Collaboration and citation
The purpose of problem sets is to give you the opportunity to practice working through the process of solving problems and writing mathematics and to receive feedback on that process. The work that you hand in to be graded is expected to be your own so that the feedback you receive will be the most useful.
- If you choose to work with others, you must list your collaborators. You may only work with other students in the class. Your collaboration should be to a degree that your writeups are substantially different. It is not acceptable that solutions are largely copies of each other.
- You should not look up solutions to assigned problems, online or otherwise. This includes question and answer forums, homework websites, and other publicly available materials from other courses in the department or at other institutions. Be aware that if you can find a solution online, the course staff can too.
- Since the purpose of the problem sets is to give you the opportunity to practice working through the process of solving problems and writing mathematics, you should not use language models to generate your submissions.
Resubmission
Part of the learning process is identifying and correcting mistakes. After your submissions have been graded and returned to you, you will have the opportunity to use the feedback you receive to revise and resubmit your work.
Regrade requests
You may submit a regrade request in the event of an error by the grader. That is, if the feedback provided by the grader is a factual error, you may request a review of the grading. Please indicate the source of the error in this case.
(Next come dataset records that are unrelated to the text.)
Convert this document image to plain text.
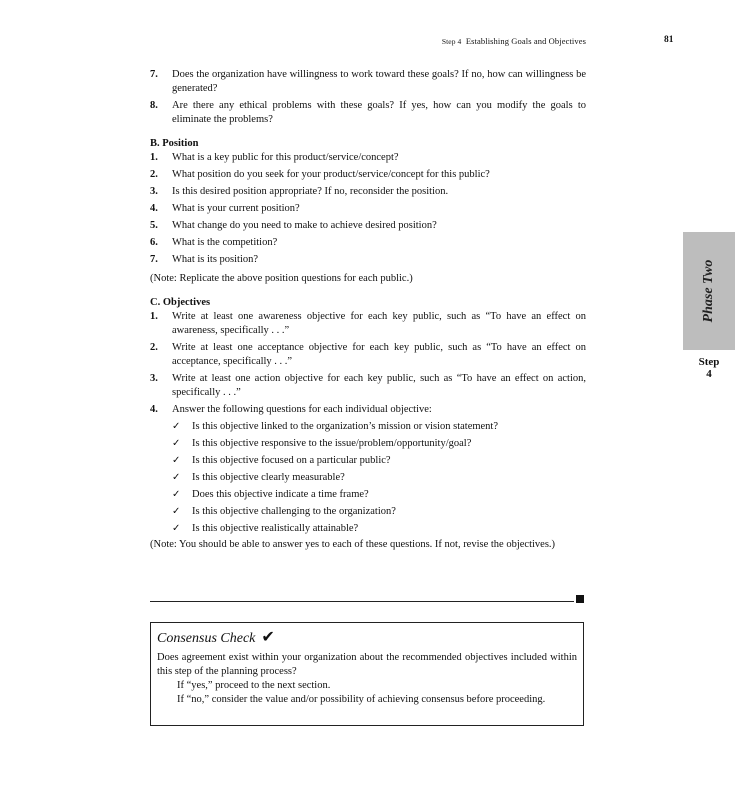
Step 4 Establishing Goals and Objectives	81
7. Does the organization have willingness to work toward these goals? If no, how can willingness be generated?
8. Are there any ethical problems with these goals? If yes, how can you modify the goals to eliminate the problems?
B. Position
1. What is a key public for this product/service/concept?
2. What position do you seek for your product/service/concept for this public?
3. Is this desired position appropriate? If no, reconsider the position.
4. What is your current position?
5. What change do you need to make to achieve desired position?
6. What is the competition?
7. What is its position?
(Note: Replicate the above position questions for each public.)
C. Objectives
1. Write at least one awareness objective for each key public, such as “To have an effect on awareness, specifically . . .”
2. Write at least one acceptance objective for each key public, such as “To have an effect on acceptance, specifically . . .”
3. Write at least one action objective for each key public, such as “To have an effect on action, specifically . . .”
4. Answer the following questions for each individual objective:
✓ Is this objective linked to the organization’s mission or vision statement?
✓ Is this objective responsive to the issue/problem/opportunity/goal?
✓ Is this objective focused on a particular public?
✓ Is this objective clearly measurable?
✓ Does this objective indicate a time frame?
✓ Is this objective challenging to the organization?
✓ Is this objective realistically attainable?
(Note: You should be able to answer yes to each of these questions. If not, revise the objectives.)
Consensus Check ✔
Does agreement exist within your organization about the recommended objectives included within this step of the planning process?
If “yes,” proceed to the next section.
If “no,” consider the value and/or possibility of achieving consensus before proceeding.
Phase Two
Step
4
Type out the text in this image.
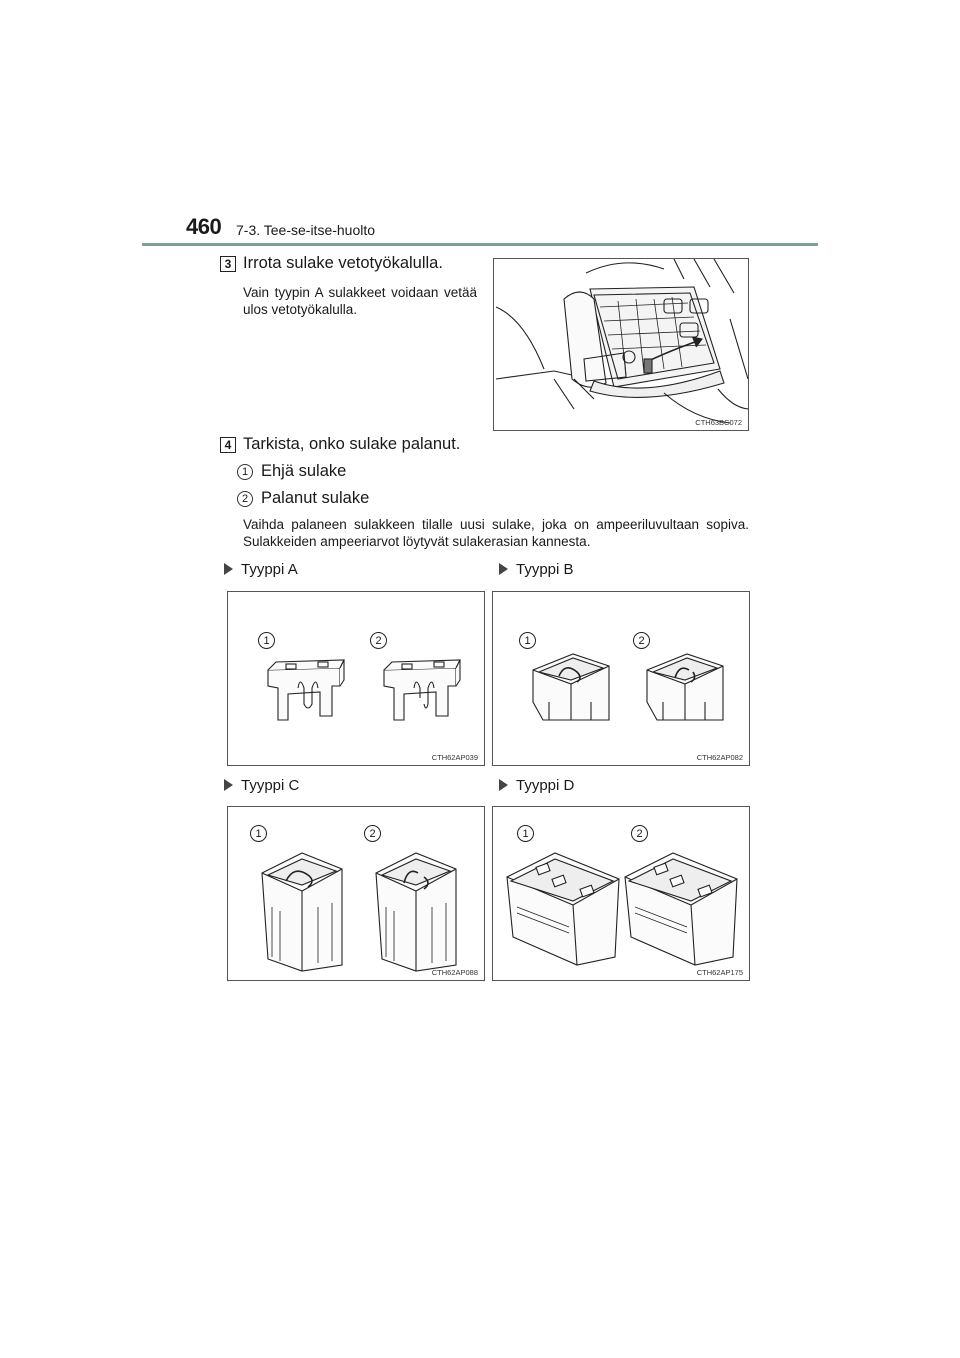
460 7-3. Tee-se-itse-huolto
3 Irrota sulake vetotyökalulla.
Vain tyypin A sulakkeet voidaan vetää ulos vetotyökalulla.
CTH63BC072
4 Tarkista, onko sulake palanut.
1 Ehjä sulake
2 Palanut sulake
Vaihda palaneen sulakkeen tilalle uusi sulake, joka on ampeeriluvultaan sopiva. Sulakkeiden ampeeriarvot löytyvät sulakerasian kannesta.
Tyyppi A	Tyyppi B
Tyyppi C	Tyyppi D
1	2
CTH62AP039
1	2
CTH62AP082
1	2
CTH62AP088
1	2
CTH62AP175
We will not consider regrade requests concerning disagreement with a grader’s evaluation of your work. In such cases, you should consider the feedback that was given and apply it towards revision and resubmission of your work.
Lectures
Lecture notes are put up after class. Section numbers correspond to Rosen 8th ed.
- September 27
- Discrete math and computer science (5.3–5.4)
- September 29
- Logic and proof (1.1, 1.4, 1.6, 4.1.2)
- October 2
- More proof and induction (1.6–1.7, 4.1, 5.1)
- October 4
- Division (4.1.3, 5.2.5)
- October 6
- Divisors (4.1.2, 4.3.6)
- October 9
- Euclid's algorithm (4.3.7)
- October 11
- Strong induction, prime numbers (5.3.2, 4.3)
- October 13
- Prime factorization (4.3, 5.2)
- October 16
- Sets (2.1–2.2, 9.1)
- October 18
- Modular arithmetic (4.1.4–4.1.5, 9.5)
- October 20
- Modular inverses, solving congruences, Fermat's little theorem (4.4.2, 4.4.5)
- October 23
- Chinese remainder theorem, cryptography (4.4.3, 4.6)
- October 25
- Combinatorics, functions (2.3)
- October 27
- Basic counting, permutations (6.1, 6.3.2)
- October 30
- Combinations, generalizing permutations and combinations (6.3.3, 6.5)
- November 1
- Binomial theorem, pigeonhole principle (6.4, 6.2)
- November 3
- Midterm exam
- November 6
- Graphs (10.1-10.3)
- November 8
- Paths and connectivity (10.4.1-3)
- November 10
- Connectivity and trees (10.4.4, 11.1)
- November 13
- Spanning trees (11.4)
- November 15
- Probability theory (7.1-7.2.4)
- November 17
- Independence, random variables (7.2.5-7)
- November 27
- Expectation (7.4.1-3)
- November 29
- Probabilistic analysis of algorithms (7.4.4-5)
- December 1
- Wrap-up, Q&A
Academic integrity
It is your responsibility to be familiar with the University’s policy on academic honesty. Instances of academic dishonesty will be referred to the Office of the Provost for adjudication. Following the guidelines above on collaboration and citation should be sufficient, but if you have any questions, please ask the instructor.
Accessibility
Students with disabilities who have been approved for the use of academic accommodations by Student Disability Services (SDS) and need reasonable accommodation to participate fully in this course should follow the procedures established by SDS for using accommodations. Timely notifications are required in order to ensure that your accommodations can be implemented. Please meet with the instructor to discuss your access needs in this class after you have completed the SDS procedures for requesting accommodations.